Двор. Баян и яблоко
Шрифт:
— Потом, потом… Айда работу доделаем! — Шилова потянула за рукав упирающуюся Устинью Колпину.
— Дай послушать! — гневно пробасила Устинья. — В кой-то веки у нас людей позабавят. Я ведь под эту песню, голубчики, прежде в хороводе ходила-а…
Устинье вдруг вспомнилась ее веселая, озорная молодость, когда из-за нее дрались парни на деревенских вечеринках.
— Играй, Бориска! — заорала она, горестно топая. — Играй, бес!.. Ефимко, муженек богоданный, где ты?
— Тут я, тут, — успокоительно замахал короткими руками широкоплечий и приземистый Ефим. — Ты бы лучше, Устинька…
— Поди ты… — Устинья злобно выругалась. — Не мешай ты мне, шестипалый урод!
Устинья
— Ах, веселая бабочка! — недоуменно подал голосок Никодим Филиппыч.
Баян ходуном ходил на коленях улыбающегося Бориса, ухарски взвизгивал, гудел басами, изливался дискантами и тенорами.

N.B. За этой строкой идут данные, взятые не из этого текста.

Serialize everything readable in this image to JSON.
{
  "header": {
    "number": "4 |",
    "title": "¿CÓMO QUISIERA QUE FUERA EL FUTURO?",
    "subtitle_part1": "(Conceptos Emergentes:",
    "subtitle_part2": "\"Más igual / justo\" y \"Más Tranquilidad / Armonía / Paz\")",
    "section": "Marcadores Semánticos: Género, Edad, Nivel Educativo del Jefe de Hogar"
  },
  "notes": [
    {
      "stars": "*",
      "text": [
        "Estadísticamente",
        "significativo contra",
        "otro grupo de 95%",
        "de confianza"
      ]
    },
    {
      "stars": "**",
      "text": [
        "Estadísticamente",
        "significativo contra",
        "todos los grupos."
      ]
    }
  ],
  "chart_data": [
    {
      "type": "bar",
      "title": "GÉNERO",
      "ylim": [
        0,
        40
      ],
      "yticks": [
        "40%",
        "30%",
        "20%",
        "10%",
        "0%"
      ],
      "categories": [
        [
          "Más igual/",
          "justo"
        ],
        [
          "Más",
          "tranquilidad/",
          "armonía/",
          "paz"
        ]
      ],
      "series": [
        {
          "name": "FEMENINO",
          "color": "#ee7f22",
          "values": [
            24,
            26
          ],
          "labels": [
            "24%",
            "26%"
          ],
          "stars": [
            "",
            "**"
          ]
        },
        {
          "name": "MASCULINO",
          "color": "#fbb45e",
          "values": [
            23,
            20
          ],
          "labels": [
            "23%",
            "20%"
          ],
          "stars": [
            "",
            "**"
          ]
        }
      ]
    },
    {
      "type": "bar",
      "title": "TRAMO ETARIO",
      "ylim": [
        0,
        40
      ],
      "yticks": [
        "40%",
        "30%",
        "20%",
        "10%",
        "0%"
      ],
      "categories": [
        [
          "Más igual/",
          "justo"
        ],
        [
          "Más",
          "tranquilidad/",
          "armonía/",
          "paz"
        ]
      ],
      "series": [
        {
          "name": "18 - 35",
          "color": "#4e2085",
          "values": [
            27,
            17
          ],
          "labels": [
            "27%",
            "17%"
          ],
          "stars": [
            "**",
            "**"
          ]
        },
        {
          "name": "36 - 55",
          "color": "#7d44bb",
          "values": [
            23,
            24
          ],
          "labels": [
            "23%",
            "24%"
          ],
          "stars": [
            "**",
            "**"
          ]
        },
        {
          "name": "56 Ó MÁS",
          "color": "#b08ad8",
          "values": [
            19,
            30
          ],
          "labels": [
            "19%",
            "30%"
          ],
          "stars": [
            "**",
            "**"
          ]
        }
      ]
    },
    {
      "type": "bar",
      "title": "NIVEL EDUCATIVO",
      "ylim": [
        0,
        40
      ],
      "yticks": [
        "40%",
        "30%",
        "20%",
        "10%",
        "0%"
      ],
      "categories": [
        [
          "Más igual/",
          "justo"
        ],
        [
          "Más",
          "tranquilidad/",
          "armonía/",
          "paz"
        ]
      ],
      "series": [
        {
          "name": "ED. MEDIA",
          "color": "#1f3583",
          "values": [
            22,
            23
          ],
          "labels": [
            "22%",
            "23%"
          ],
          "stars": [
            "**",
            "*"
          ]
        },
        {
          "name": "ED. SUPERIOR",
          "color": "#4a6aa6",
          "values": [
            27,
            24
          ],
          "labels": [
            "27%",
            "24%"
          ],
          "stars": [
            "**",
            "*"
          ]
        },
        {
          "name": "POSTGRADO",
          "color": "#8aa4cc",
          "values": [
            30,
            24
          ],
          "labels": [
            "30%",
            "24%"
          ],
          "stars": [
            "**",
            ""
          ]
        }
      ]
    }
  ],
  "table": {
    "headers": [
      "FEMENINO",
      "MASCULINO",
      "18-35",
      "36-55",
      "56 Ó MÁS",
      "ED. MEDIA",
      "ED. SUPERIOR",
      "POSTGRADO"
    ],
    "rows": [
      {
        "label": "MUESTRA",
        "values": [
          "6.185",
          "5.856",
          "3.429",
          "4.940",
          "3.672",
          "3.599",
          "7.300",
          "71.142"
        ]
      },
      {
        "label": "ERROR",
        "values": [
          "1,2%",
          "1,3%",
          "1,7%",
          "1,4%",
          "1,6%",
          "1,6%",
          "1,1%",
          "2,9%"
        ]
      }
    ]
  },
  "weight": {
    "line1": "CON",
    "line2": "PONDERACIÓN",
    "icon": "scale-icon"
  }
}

— Эх, Устинья, брось! Работать надо! — выступил было Петря, но его с веселым криком оттолкнула чернобровая Селезнева. Подхватив под руку своего молодого и во всем ей послушного мужа, Домашка вытащила его в широкий проход между длинными столами и, напевая, завертелась с ним, как юла.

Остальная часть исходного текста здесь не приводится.